A Continuous Bumbling (as a view of human history)

"The Lord brings the counsel of the heathen to nought; He makes the devices of the people of none effect. The counsel of the Lord Stands forever, the thoughts of His heart to all generations." Ps. 33:10-11

It was Charles Williams (of Inkling fame) who taught us to never have a condescending view of the past and to remember that we too are merely another "period" of time, just as they were. Perhaps it is the plague of each generation that comes forth to consider themselves on the cusp of some kind of monumental greatness. This is because, as the latest people that just happen to be walking about, they stand where the mostly knowable present kisses the currently unknown future. Uncertainty breeds excitement as well as despair, and we always sit (if our view of history is biased and blind) with the constant notion that, whatever happens, this is "it". It never is "it," however. Ideas and institutions come and go; empires turn to dust. We shall (if the end is not near) be subsumed into history, and whether we are admired or scorned (or simply belittled) depends on the nature of the periods that will proceed from us.
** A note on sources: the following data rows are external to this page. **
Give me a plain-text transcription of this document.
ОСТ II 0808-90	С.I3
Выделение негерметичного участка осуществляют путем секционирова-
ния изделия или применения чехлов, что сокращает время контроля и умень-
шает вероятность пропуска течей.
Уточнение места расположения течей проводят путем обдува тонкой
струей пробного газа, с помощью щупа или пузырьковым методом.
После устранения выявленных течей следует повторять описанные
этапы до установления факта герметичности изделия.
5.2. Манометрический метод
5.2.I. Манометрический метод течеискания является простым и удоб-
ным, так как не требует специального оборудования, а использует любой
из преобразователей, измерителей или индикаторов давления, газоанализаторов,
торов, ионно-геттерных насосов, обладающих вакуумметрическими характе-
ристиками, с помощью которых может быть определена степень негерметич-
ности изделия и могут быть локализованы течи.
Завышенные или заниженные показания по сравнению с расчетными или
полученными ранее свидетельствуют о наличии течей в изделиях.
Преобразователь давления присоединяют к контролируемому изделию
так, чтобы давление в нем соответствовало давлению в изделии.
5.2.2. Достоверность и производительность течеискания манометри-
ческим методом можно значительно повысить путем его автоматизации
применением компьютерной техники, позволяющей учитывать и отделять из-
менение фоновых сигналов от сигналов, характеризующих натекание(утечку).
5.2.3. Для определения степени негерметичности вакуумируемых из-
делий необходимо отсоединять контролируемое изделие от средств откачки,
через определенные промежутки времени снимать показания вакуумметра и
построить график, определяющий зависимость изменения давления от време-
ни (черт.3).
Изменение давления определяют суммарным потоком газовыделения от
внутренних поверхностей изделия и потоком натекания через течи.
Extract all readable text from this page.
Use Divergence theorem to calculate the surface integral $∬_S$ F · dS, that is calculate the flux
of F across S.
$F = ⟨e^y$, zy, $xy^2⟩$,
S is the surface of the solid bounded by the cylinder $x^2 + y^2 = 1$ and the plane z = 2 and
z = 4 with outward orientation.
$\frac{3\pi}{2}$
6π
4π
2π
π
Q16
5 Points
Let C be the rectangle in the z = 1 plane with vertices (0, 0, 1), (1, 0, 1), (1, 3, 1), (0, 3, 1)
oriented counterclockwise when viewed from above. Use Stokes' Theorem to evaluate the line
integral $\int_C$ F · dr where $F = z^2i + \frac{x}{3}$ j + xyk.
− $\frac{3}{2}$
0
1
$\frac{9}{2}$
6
Mankind is a creature in transit, which is why we are an unreliable foundation. Our state of transition is neither good nor bad; it is simply a fact, a fact that undercuts our reliability, a fact that we must deal with (and often fail to deal with). There is never an ultimate consensus amongst ourselves, either in past eras or this one; our few lines of convergence eventually dissolve into a myriad of separate views and opinions. As Chesterton put it once, we all can pretty much agree on what's wrong, but we have no agreement whatsoever on how to make it right. Everyone thinks that murder is wrong and peace is good; but start asking questions like how to eradicate murder and secure peace, or even how to define "murder" and "peace," and a hundred people will give you a hundred different ideas and definitions. This lack of ultimate consensus is just another example of how we cannot save ourselves. History from the human side is one long continuous bumbling about to the next batch of well-intended plans and atrocious errors. History from the Divine side, however, is the continual, consistent unfolding of the will of God, whether or not we understand the whole of it yet. That is why he is the only reliable thing: "All may change, but Jesus never." One comfort that belongs to the Christian is the knowledge that in a world of transition, God is a sure and stable consistency.